構造改革前の状況は、お金が無くてやり繰りが大変で、夫婦喧嘩が絶えませんでした。
当時の私はどんぶり勘定で商売を行っており、材料費等の買掛金を支払うという感覚が希薄でした。
材料商には800万円以上の買掛金がありました。
その支払に女房が苦労していました。
その他にも100万円以上の借金がありトータル1000万円近くの借金がありました。
自転車操業をしながら、綱渡りの生活でした。
その様な時に、タウンページを見て極東産機の営業マンがやってきました。
極東産機というと、大型の機械で畳を大量生産するというイメージで「我々の敵かな」と考えていました。
「関係無い」と思い適当にあしらいましたが、女房が相手をして真剣に話を聞いていました。
その後、女房は名古屋で開催されたセミナーに参加しました。
当時の売上は2200万円程度でした。
セミナーを聞いて、チラシを作り、ポスティングをしたりして売上が700万円上がりました。
「なかなか頑張るな」と横目で見ていました。
お客様から、ふすまやクロスなどの注文が入るようになり、実際は仕事の経験が無かったのですが全部受けるようにしました。
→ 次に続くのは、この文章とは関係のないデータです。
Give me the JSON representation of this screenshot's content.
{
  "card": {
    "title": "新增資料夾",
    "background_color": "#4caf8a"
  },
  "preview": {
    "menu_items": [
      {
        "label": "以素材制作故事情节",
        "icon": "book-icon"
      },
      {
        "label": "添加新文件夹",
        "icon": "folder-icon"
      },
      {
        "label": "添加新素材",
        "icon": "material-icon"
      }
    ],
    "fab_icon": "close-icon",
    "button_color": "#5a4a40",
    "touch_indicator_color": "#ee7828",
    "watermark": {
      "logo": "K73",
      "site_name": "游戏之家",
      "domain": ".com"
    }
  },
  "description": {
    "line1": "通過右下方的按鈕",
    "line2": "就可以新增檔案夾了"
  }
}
その後ふすまの仕事が多くなり、外注先に月々50万円程支払っていました。
内作しようと考えていたところ、ふすまを張る機械があると言う事で、女房・息子・社員4人で極東産機の展示会に見に行きました。
見学して帰ろうとしたところ、営業マンと故頃安新会長に呼び止められました。
部屋に入って話を聞いたところ、当社の工場レイアウト図が用意してありました。
会長から、機械を入れて半日作って、半日営業しなさいと言われました。
私は営業が出来ないので無理ですと言っていました。
ところが、営業と言っても飛び込み営業をするのでは無く、チラシをポスティングしたりDMを出したりして営業をするという事でした。
「苦手な事はやらなくていい」ということでした。
買掛金の支払い、家のローンもあり、これ以上支払いが増えるのはリスクが大きくどうしようかと悩みました。
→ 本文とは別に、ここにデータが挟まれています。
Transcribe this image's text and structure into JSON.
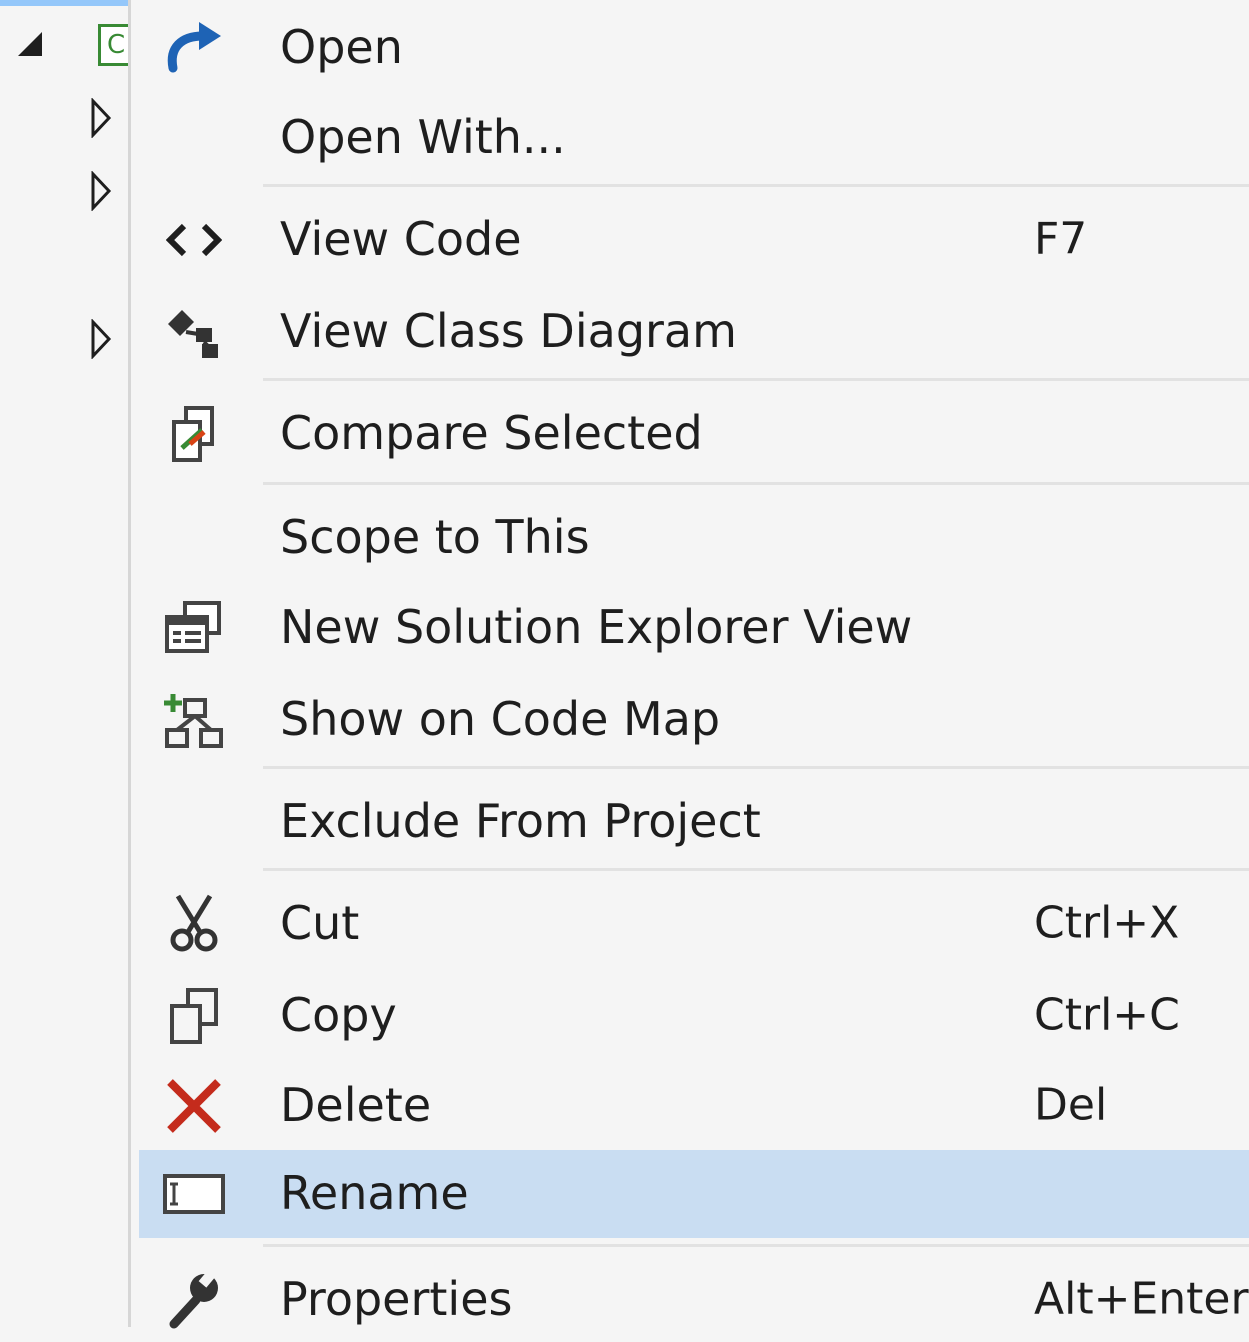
{
  "menu": {
    "items": [
      {
        "label": "Open",
        "shortcut": "",
        "icon": "redo-arrow-icon"
      },
      {
        "label": "Open With...",
        "shortcut": "",
        "icon": ""
      },
      {
        "label": "View Code",
        "shortcut": "F7",
        "icon": "code-brackets-icon"
      },
      {
        "label": "View Class Diagram",
        "shortcut": "",
        "icon": "class-diagram-icon"
      },
      {
        "label": "Compare Selected",
        "shortcut": "",
        "icon": "compare-files-icon"
      },
      {
        "label": "Scope to This",
        "shortcut": "",
        "icon": ""
      },
      {
        "label": "New Solution Explorer View",
        "shortcut": "",
        "icon": "new-window-icon"
      },
      {
        "label": "Show on Code Map",
        "shortcut": "",
        "icon": "code-map-icon"
      },
      {
        "label": "Exclude From Project",
        "shortcut": "",
        "icon": ""
      },
      {
        "label": "Cut",
        "shortcut": "Ctrl+X",
        "icon": "scissors-icon"
      },
      {
        "label": "Copy",
        "shortcut": "Ctrl+C",
        "icon": "copy-icon"
      },
      {
        "label": "Delete",
        "shortcut": "Del",
        "icon": "delete-x-icon"
      },
      {
        "label": "Rename",
        "shortcut": "",
        "icon": "rename-icon",
        "highlighted": true
      },
      {
        "label": "Properties",
        "shortcut": "Alt+Enter",
        "icon": "wrench-icon"
      }
    ]
  },
  "tree": {
    "project_icon_letter": "C"
  },
  "colors": {
    "highlight": "#c9ddf2",
    "delete": "#c42b1c",
    "open_arrow": "#1e63b5",
    "code_map_plus": "#388a34"
  }
}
そこで実行した畳店の生の声を聞くために、静岡市と藤枝市の畳店さんに会いに行くと、「やって良かった」ということでした。
また構造改革に踏み出せない理由として、畳組合と同業者への遠慮がありました。
自分だけがチラシを撒いたりするのが申し訳ないと思っていました。
職人気質が邪魔をしました。コンピューター式機械に対して拒否反応もありました。
そして提案通り本当に売上アップが出来るのか不安でした。
しかし、これも何かの縁かなと思い42歳の厄年でしたが躍動しようと、死ぬ覚悟で決断しました。
このままでは家族を幸せに出来ないと思いました。
構造改革後、コンサルタントの指導を受け、
1年目は2900万円
2年目は4800万円
3年目は7000万円
4年目は1億500万円
そして5年目1億3500万円と順調に売上が上がりました。
ところが、リフォーム担当の社員が交通事故に遭い長期入院しました。
それで売上は急激にダウンし7000万円まで下がってしまいました。
その後徐々に回復し今では1億円までになりました。
構造改革後、チラシを撒いて気が付いたことがあります。
独立して20年近く商売をしており、いろんな所に顔を出していましたが、全く知名度が無かった事です。
初めて撒いたチラシの反響は全くありませんでした。
何度か繰り返し実施する事によって知名度が出るようになり、注文も取れるようになりました。
そして莫大な借金もすべて返済することが出来ました。
販促費の費用対効果も意識する様になり、タウンページからの注文も愛想良く応対し、何とか注文を頂けるよう心掛けました。
平成18年、静岡市清水区に支店を出しました。
きっかけはハウスメーカーから静岡全域の仕事を任されたことです。
浜松市は県西部にあるので、東の伊豆半島までは大変遠いのでこの場所を選びました。
当時長男が26歳で2年間の修行から戻ってきておりました。
そこで息子に支店に行ってもらうことになりました。
ハウスメーカーとリフォーム会社の仕事を中心に仕事の拡大を行いました。
その後、支店を本店から独立させました。
将来の夢として、支店をもう一店出したいと思います。
以前は不動産会社を作ろうと考えていましたが、今は、従業員さんに独立してもらうのが夢です。
また苦労をかけた女房の笑顔を見たいのでもっと仕事を頑張ります。
構造改革とは、機械を入れてコンサルタントの指導を受けることでは有りません。
自分自身が改革しないとダメです。
意識改革をすることにより会社の元気となり、家族の和が出来、自分の成長も見込めます。
経営者は危機感を持たなければいけないと考えています。
頭で考えても行動に移さないと意味はありません。